My personal opinion is that grading is a Q/A step in the teaching process. Teaching is when you're actually "generating product", in the sense that you're putting knowledge into brains where it previously wasn't. Grading is just checking to see if it actually worked and, every minute you're grading is a minute you're not teaching. So, it seems to me that, the more you can automate the grading (just like automating testing of your code), the more you can focus on actually producing (ie, adding knowledge to those malleable little brains).
Also, keep in mind that she teaches about 4-5 very un-related courses (video production, electronic media, freehand drawing, printing techniques), each with it's own set of students who either A) are trying to contrive ways to avoid doing the actual work or B) want to actually learn, but who can't follow directions for shit (I used to grade for math, physics, and CS in college, and, even at that level, it's amazing at how hard students seem to make it for you to give them the credit they deserve). What you end up with is about 25 homework submissions, none of which look alike, and you've got to figure out which ones are properly demonstrating the learned skills and which ones are just blowing it off. The submissions which look almost perfect require some painstaking attention because the kid is either really good (and deserves 100%) or they just copied the end result (and deserves a 0), so the stakes are higher with those than with the other submissions. Now, multiply all that work by 4-5 classes of kids. That's why she was at the school, grading, through the whole 3-day weekend. Fun way to spend your long weekend, eh? Now, what was that again about lazy teachers, basking in the warm glow of union protection while they run their feet through the sand at the beach?
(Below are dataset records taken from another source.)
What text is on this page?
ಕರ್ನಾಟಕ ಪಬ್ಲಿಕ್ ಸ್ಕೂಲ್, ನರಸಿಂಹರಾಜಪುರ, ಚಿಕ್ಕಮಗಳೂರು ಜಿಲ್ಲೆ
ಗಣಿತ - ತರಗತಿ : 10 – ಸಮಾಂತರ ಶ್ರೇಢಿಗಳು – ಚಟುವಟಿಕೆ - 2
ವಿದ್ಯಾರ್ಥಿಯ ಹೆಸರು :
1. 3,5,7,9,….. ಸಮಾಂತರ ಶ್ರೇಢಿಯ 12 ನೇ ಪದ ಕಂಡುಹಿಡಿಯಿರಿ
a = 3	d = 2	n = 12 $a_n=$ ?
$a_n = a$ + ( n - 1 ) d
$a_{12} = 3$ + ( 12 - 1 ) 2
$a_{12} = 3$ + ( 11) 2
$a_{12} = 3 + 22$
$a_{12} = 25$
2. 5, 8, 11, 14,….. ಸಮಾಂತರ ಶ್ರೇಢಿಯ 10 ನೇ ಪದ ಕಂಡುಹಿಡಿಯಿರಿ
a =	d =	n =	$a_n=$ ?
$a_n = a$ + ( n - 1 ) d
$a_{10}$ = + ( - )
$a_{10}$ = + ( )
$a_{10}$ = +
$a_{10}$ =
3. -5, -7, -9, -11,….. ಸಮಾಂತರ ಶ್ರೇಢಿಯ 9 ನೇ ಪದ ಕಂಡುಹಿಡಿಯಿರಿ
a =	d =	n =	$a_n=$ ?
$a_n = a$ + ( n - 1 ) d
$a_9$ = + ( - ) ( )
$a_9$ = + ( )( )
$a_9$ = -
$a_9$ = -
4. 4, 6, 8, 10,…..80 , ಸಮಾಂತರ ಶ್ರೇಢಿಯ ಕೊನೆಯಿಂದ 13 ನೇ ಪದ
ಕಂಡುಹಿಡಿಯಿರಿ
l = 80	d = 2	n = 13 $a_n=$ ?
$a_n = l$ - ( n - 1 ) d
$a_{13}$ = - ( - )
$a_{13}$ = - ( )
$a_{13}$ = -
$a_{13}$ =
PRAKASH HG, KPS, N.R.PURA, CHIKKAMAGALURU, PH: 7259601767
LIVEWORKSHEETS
So that's where I came in. When I saw her comparing images, side by side... overlaying them, adjusting transparencies to find differences, my first reaction was (due to the "hubris" and "impatience" traits of programmers) "Hey, I'm a programmer. I can write you an application which just compares all of them and tells you which ones are identical faster than you can drag-and-drop them into the app". Then, she could get on to thinking up cool projects for the next week. But, alas, as I thought about it, MD5's wouldn't work (as the students sometimes change names of layers or make other trivial changes). And, also, the "impatience" programmer trait kicked in and I said "Somebody has to have solved this problem before". Now, we did realize that she could just provide a flat image of the target result, but the problem still stuck in my mind, since I'm a programmer, but fuzzy image comparison is not my forte, so I figured I'd ask. This wasn't started by her asking me to find some way for her to automate her grading so she could duck out early and hit the nail salon. This was started by me, reflexively seeking a way to automate a boring, labor-intensive process (like unit-testing) so that she could get on to the creative parts of teaching and also because I was curious about open-source image processing stuff out there, these days.